The bee died. So did Phoebe’s point.
But, the question still exists: Can we be selfless without ego? Can we just do good?
And also– does it matter?… The NYtimes thought it did enough to publish about it and it got my attention. 😛
To quote about why Phoebe may have had a point:
“One reason people deny that altruism exists is that, looking inward, they doubt the purity of their own motives. We know that even when we appear to act unselfishly, other reasons for our behavior often rear their heads: the prospect of a future favor, the boost to reputation, or simply the good feeling that comes from appearing to act unselfishly. As Kant and Freud observed, people’s true motives may be hidden, even (or perhaps especially) from themselves. Even if we think we’re acting solely to further another person’s good, that might not be the real reason. (There might be no single “real reason” — actions can have multiple motives.)” (Source)
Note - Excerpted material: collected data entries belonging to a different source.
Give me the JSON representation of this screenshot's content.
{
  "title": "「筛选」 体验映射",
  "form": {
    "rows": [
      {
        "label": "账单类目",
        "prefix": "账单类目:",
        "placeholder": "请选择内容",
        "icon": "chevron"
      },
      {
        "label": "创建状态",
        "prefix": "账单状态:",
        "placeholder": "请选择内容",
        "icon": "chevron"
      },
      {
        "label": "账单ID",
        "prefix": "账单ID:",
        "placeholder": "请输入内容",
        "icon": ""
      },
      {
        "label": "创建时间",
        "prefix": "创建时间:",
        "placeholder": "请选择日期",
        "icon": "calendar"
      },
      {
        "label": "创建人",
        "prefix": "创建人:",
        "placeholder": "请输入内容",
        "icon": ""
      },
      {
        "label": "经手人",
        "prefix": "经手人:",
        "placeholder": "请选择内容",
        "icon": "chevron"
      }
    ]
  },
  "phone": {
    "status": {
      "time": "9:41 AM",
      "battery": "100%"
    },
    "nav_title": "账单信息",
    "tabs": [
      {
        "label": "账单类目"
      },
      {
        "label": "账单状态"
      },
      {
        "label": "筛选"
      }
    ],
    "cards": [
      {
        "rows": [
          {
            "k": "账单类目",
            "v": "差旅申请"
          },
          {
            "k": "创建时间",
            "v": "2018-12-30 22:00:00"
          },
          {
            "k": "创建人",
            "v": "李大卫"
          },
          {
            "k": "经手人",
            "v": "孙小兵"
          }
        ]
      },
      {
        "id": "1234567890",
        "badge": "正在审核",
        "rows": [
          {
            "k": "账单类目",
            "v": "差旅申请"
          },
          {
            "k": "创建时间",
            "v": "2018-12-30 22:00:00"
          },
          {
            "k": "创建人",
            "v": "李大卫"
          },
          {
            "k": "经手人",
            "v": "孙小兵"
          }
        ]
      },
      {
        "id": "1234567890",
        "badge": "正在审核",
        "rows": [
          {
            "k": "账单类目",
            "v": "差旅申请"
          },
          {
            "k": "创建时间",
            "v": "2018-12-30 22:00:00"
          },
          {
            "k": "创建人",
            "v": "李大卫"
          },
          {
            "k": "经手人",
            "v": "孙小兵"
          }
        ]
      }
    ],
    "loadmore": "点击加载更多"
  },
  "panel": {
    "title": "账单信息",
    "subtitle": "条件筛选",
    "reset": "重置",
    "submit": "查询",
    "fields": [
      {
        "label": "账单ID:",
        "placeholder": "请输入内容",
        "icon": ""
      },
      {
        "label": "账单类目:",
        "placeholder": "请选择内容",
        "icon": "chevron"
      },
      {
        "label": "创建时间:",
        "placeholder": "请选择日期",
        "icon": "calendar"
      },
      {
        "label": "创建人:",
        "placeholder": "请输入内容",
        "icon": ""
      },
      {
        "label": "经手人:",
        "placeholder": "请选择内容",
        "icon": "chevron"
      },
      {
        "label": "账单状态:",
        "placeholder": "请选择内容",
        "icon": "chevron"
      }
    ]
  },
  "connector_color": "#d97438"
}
OR, maybe people feel selfish about how they behave and do not want to believe in kindness. Because if kindness exists then those people’s guilt over unkind behaviors must be real… Hmpf!
Now, I’m not really sure if it matters if something is 100% altruistic and nothing else. Sure, it’s an interesting philosophical debate, but I do not know if we can prove it. Or, why we need to.
Instead, what if we focus on taking care of ourselves and what our contributions to ‘the Good’ mean. Apropos: “when our desires are satisfied we normally experience satisfaction; we feel good when we do good.” (Source). Maybe instead of ‘Phoebe-ing’ to be 100% altruistic we can be ourselves and do something we consider to be 100% kind. Can you practice that?